Non c'è da dubitare dell'amore di Conte per la Juve e della sua vicinanza ad Agnelli e alla società, ma sarebbe naturale che la Juve dubitasse di Conte. Non sono passati inosservati i fuori onda nelle pubbliche relazioni, ci vuole uno studio psicologico per certi atteggiamenti, nevrosi e nervosismi che poi portano all'errore anche nelle valutazioni tecniche. Carlito's Tevez ci ha dato una splendida fotografia dell'allenatore Conte: non ci poteva essere elogio migliore da uno che ha conosciuto tecnici nel mondo. Ma Conte è splendido nel giardino di casa, poi il calcio ti porta fuori di casa e bisogna imparare. La settimana scorsa c'è stato un incontro con il Monaco. E non è stata una gran impressione, raccontano i francesi.

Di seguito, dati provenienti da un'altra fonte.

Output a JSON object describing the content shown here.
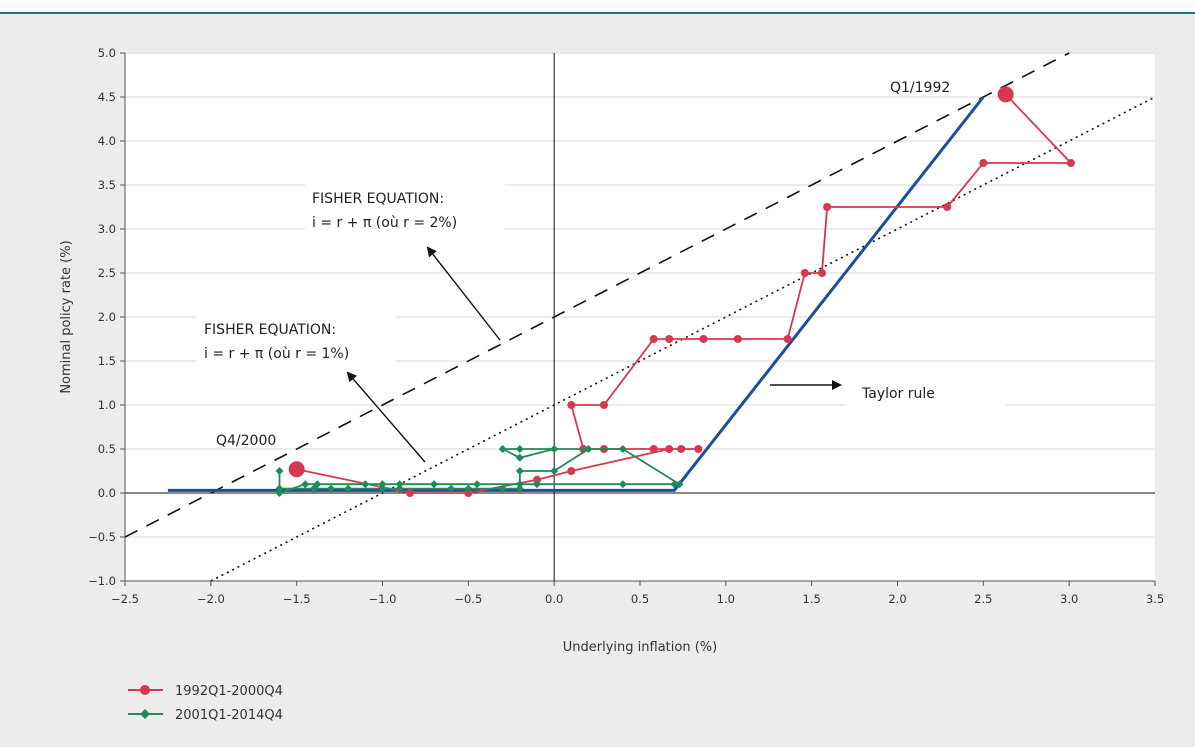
{
  "chart_data": {
    "type": "line",
    "xlabel": "Underlying inflation (%)",
    "ylabel": "Nominal policy rate (%)",
    "xlim": [
      -2.5,
      3.5
    ],
    "ylim": [
      -1.0,
      5.0
    ],
    "x_ticks": [
      "−2.5",
      "−2.0",
      "−1.5",
      "−1.0",
      "−0.5",
      "0.0",
      "0.5",
      "1.0",
      "1.5",
      "2.0",
      "2.5",
      "3.0",
      "3.5"
    ],
    "y_ticks": [
      "5.0",
      "4.5",
      "4.0",
      "3.5",
      "3.0",
      "2.5",
      "2.0",
      "1.5",
      "1.0",
      "0.5",
      "0.0",
      "−0.5",
      "−1.0"
    ],
    "grid": true,
    "legend_position": "bottom-left",
    "series": [
      {
        "name": "1992Q1-2000Q4",
        "color": "#d6384f",
        "marker": "circle",
        "points": [
          [
            2.63,
            4.53
          ],
          [
            3.01,
            3.75
          ],
          [
            2.5,
            3.75
          ],
          [
            2.29,
            3.25
          ],
          [
            1.59,
            3.25
          ],
          [
            1.56,
            2.5
          ],
          [
            1.46,
            2.5
          ],
          [
            1.36,
            1.75
          ],
          [
            1.07,
            1.75
          ],
          [
            0.87,
            1.75
          ],
          [
            0.67,
            1.75
          ],
          [
            0.58,
            1.75
          ],
          [
            0.29,
            1.0
          ],
          [
            0.1,
            1.0
          ],
          [
            0.17,
            0.5
          ],
          [
            0.29,
            0.5
          ],
          [
            0.58,
            0.5
          ],
          [
            0.74,
            0.5
          ],
          [
            0.84,
            0.5
          ],
          [
            0.67,
            0.5
          ],
          [
            0.1,
            0.25
          ],
          [
            -0.1,
            0.15
          ],
          [
            -0.5,
            0.0
          ],
          [
            -0.84,
            0.0
          ],
          [
            -1.5,
            0.27
          ]
        ],
        "highlight_points": [
          [
            2.63,
            4.53
          ],
          [
            -1.5,
            0.27
          ]
        ]
      },
      {
        "name": "2001Q1-2014Q4",
        "color": "#1f8a5a",
        "marker": "diamond",
        "points": [
          [
            -1.6,
            0.25
          ],
          [
            -1.6,
            0.0
          ],
          [
            -1.45,
            0.1
          ],
          [
            -1.38,
            0.1
          ],
          [
            -1.1,
            0.1
          ],
          [
            -1.0,
            0.1
          ],
          [
            -0.9,
            0.1
          ],
          [
            -0.7,
            0.1
          ],
          [
            -0.45,
            0.1
          ],
          [
            -0.2,
            0.1
          ],
          [
            -0.1,
            0.1
          ],
          [
            0.4,
            0.1
          ],
          [
            0.7,
            0.1
          ],
          [
            0.73,
            0.1
          ],
          [
            0.4,
            0.5
          ],
          [
            -0.2,
            0.5
          ],
          [
            -0.3,
            0.5
          ],
          [
            -0.2,
            0.4
          ],
          [
            0.0,
            0.5
          ],
          [
            0.2,
            0.5
          ],
          [
            0.0,
            0.25
          ],
          [
            -0.2,
            0.25
          ],
          [
            -0.2,
            0.05
          ],
          [
            -0.3,
            0.05
          ],
          [
            -0.5,
            0.05
          ],
          [
            -0.6,
            0.05
          ],
          [
            -0.9,
            0.05
          ],
          [
            -1.0,
            0.05
          ],
          [
            -1.2,
            0.05
          ],
          [
            -1.3,
            0.05
          ],
          [
            -1.4,
            0.05
          ],
          [
            -1.6,
            0.05
          ]
        ]
      }
    ],
    "lines": [
      {
        "name": "Fisher r = 2%",
        "style": "dashed",
        "color": "#111111",
        "x": [
          -2.5,
          3.0
        ],
        "y": [
          -0.5,
          5.0
        ]
      },
      {
        "name": "Fisher r = 1%",
        "style": "dotted",
        "color": "#111111",
        "x": [
          -2.0,
          3.5
        ],
        "y": [
          -1.0,
          4.5
        ]
      },
      {
        "name": "Taylor rule",
        "style": "solid",
        "color": "#1c4e9a",
        "x": [
          -2.25,
          0.7,
          2.5
        ],
        "y": [
          0.03,
          0.03,
          4.5
        ]
      }
    ],
    "annotations": {
      "q1_1992": "Q1/1992",
      "q4_2000": "Q4/2000",
      "fisher2_line1": "FISHER EQUATION:",
      "fisher2_line2": "i = r + π (où r = 2%)",
      "fisher1_line1": "FISHER EQUATION:",
      "fisher1_line2": "i = r + π (où r = 1%)",
      "taylor": "Taylor rule"
    }
  }
}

Da qui la domanda scontata: val la pena restare alla Juve e rischiare di rovinarsi la reputazione in due? O meglio cercare altra aria dove far palestra e costruirsi una costituzione da tecnico europeo senza dar troppo nell'occhio? Se la Juve fosse nelle condizioni di garantire una campagna acquisti di grossa portata, il rischio sarebbe ridotto. In altro caso, chi ci perderebbe di più? Antonio Conte, che non potrebbe fallire l'obbiettivo (almeno una semifinale Champions), o una società che perderebbe introiti e, al massimo, si sarebbe garantita un posto tra le prime tre in Italia? L'allenatore ha messo mani avanti: non ce la faccio. La Juve non può difendere tale tesi. I discorsi tra tecnico e club correranno sul filo di questa logica. I bookmakers scommettono sulla fedeltà alla causa. La logica dice che sarebbe meglio incontrarsi e dirsi addio: Conte ha dimostrato fatica fisica, stress e prosciugamento di energie.

Potrebbe capitare anche ai giocatori e sarebbe peggio.